Friday, 25 January 2008

In My View

Is USA in terminal decline?


The day before Dow Jones index of the New York Stock Exchange headed south on 22 Januray, the Democratic Party candidates of the American presidential election were debating policies in South Carolina. The first issue in the debate was the American economy – and all the three candidates left in the field talked about an economic stimulus packages – a few tens of billions of dollars here; a few tens of billions there.

That was before Barack Obama, the first black candidate of the US presidential races called Hillary Clinton, the first woman candidate in the country’s history, a darling of the Corporate establishment; and Clinton charged him with defending a slum-lord in Illinois, Chicago as a lawyer. It all was so familiar: the same thundering denunciations of the special interest-laden Washington; the same name calling about who is more sold out, already, to the corporate lobbyists. But in all this familiar territory, one thing stood out: a desperate search for measures that can arrest the decline of the USA.

This was also in the background of the America’s Federal Reserve’s (Central Bank) headlong lunge to cut bank lending rates by an unprecedented 75 points of one per cent. The idea is if money is made cheaper, the investments could rise thus arrest the decline of the US economy. There is a clear sense of panic – both at the government level and within the god of American policies, the Market.

In the past when the USA has been in recession, it has tried to recover from the deep end of the economic crisis by essentially two-fold measures: the government loosening its purse strings by spending more money; and by creating an environment for higher consumer spending. But this time it is different. Because the government is severely cash strapped, with it spending $ 2 billion a day in just the Iraq war alone, and the large corporates refusing to invest in the USA, having found better investment returns in emerging markets like India; and China.

On top of that, in the past decade or so, income inequality has deepened in the country beyond imagination. The income differential between the top executives of a company and the wage earners is 2,173:1. Measured by the GINI index, which keeps track of income inequality across the world, the USA is closest to underdeveloped economies; thus more unequal, than the average developed nations.

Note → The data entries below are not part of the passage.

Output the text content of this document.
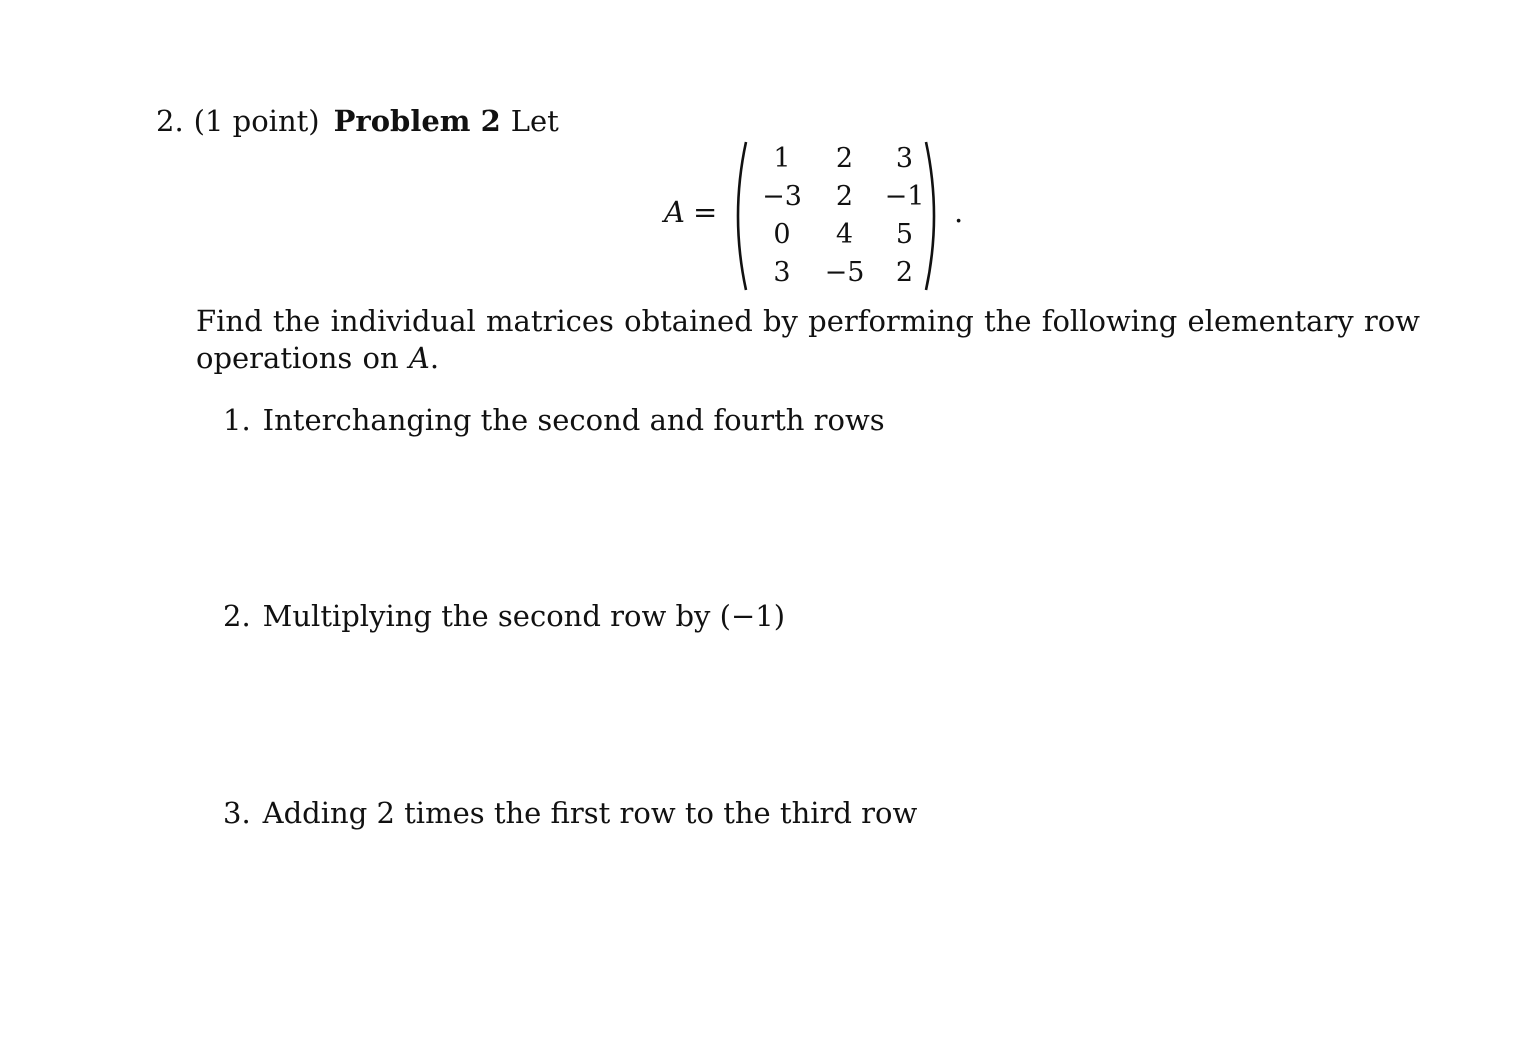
2. (1 point) Problem 2 Let
A =
1	2	3
−3	2	−1
0	4	5
3	−5	2
.
Find the individual matrices obtained by performing the following elementary row operations on A.
1. Interchanging the second and fourth rows
2. Multiplying the second row by (−1)
3. Adding 2 times the first row to the third row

Interestingly, at the end, this fact might prove more of the reason that could pull the USA further down this time that anything else on the horizon. Because all these millions of dollars bonuses that have been handed down to the brokers in the Wall Street for the past years could barely increase service charge in a New York restaurant by ten per cent more on the bill, while most of money flowed outside as investment offshore where the returns are higher.

The mobility and autonomy that capital has gained in this current phase of globalised Capitalism would now work against the USA. This statement needs more explaining. A belief endures among the Marxist theoreticians that more capital becomes unburdened by fixed assets and becomes liquid, it seeks newer areas where it can autonomously multiply.

Before, and during the previous recession in the US economy in the 1970s, this mobile capital had found its favoured destination in Japan. But Japan was constrained by its size, population and thus the depth of its economy to retain this capital in large volumes. Plus, those were the days of the Cold War and Japan was particularly vulnerable to the scare of a Soviet expansion. So when Ronald Reagan launched the all-out war against the “Evil Empire” Japan witnessed, and indeed supported a reverse flow of capital from its coffers, much against a fundamental tenet of Marx’s theory that money flows from a ‘Declining Centre’ to an ‘Emergent Centre.’

But this time the situation is very different. This time the emergent Centre, if not the ‘emerged’ Centre, is China – garguantan, both in the size of its area, population and its economy. China can absorb all the capital that American capitalists can invest and provide higher returns. All this while, it was also investing some of its surpluses in the USA itself, as the latter was considered the most stable economy in the world; in the process propping up the dollar. Will China now continue to do the same when the US in such turmoil?

The answer to that question can well hold the key to the continuance of USA as the pre-eminent power of the world. It is the supreme irony of the world that the fate of the most revered temple of Capitalism depends on the decisions of an avowed socialist State. This could also mark another break in contemporary human history almost of the same dimension that we witnessed almost decades ago when Soviet Union collapsed. What frisson this causes in the American society would be something watched very closely in the next few years.